Recept (gebaseerd) uit het boek: Kookschool Patisserie
Voor het briochedeeg
- 20 g verse gist
- 400 g bloem
- 10 g zout
- 40 g suiker
- 250 g ei (circa 5 eieren)
- 200 g goede koude boter
- Verkruimel de gist in de kom van de keukenmachine.
- Voeg dan bloem, zout, suiker en eieren toe.
- Zet de machine aan met de deeghaak op ¼ van het vermogen.
- Laat draaien tot het deeg van de wand loskomt.
- Voeg de blokjes boter geleidelijk toe.
- Doe het deeg in een kom en dek af met een keukendoek of plasticfolie.

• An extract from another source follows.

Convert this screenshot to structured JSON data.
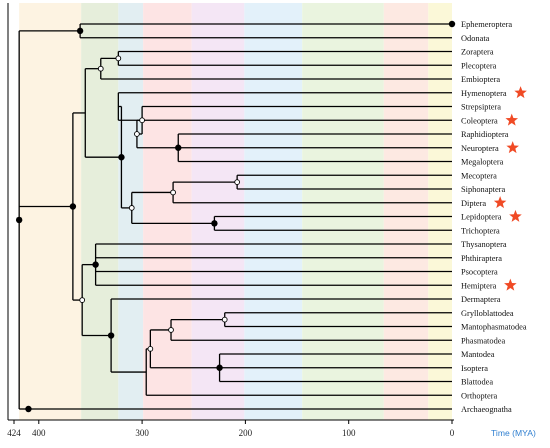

- Laat 2 uur rusten in de koelkast.
Afwerking
- 60 g bruine suiker
- 30 g slagroom (30% vet)
- 1 eierdooier
- 60 g boter (in blokjes)
- Neem 225 g van het deeg en sla het door (het deeg krachtig kneden om het koolzuurgas eruit te duwen).
- Bekleed een taartvorm met bakpapier.
- Druk het deeg met je handpalm plat zodat het heel de bodem bedekt.
- Laat het deeg rijzen in een oven van 35°C in ca. 2 uur.
- Verwarm de oven voor op 180°C.
- Prik het deeg in met een vork om de 3 centimeter.
- Bestrooi met de suiker.
- Klop de eierdooier door de room en giet over het deeg.
- Verdeel er de boter over.
- Bak de taart af in ca. 20 à 30 minuten.
- Laat afkoelen en haal uit de vorm.
Met de overschot van het deeg heb ik een briochebrood gebakken. Hoe begin je hieraan?
Vorm een broodje van het deeg. Neem een broodbakvorm en bekleed met bakpapier. Verwarm de oven op 35°C. Schik het deeg in de broodbakvorm. Laat rijzen in een oven van 35°C gedurende ca. 2 uur. Neem het deeg uit de oven. Bestrijk met eigeel en bestrooi met decoratiesuiker. Bak af in een oven van 180°C in ca. 30 minuten. Laat afkoelen en neem uit de vorm.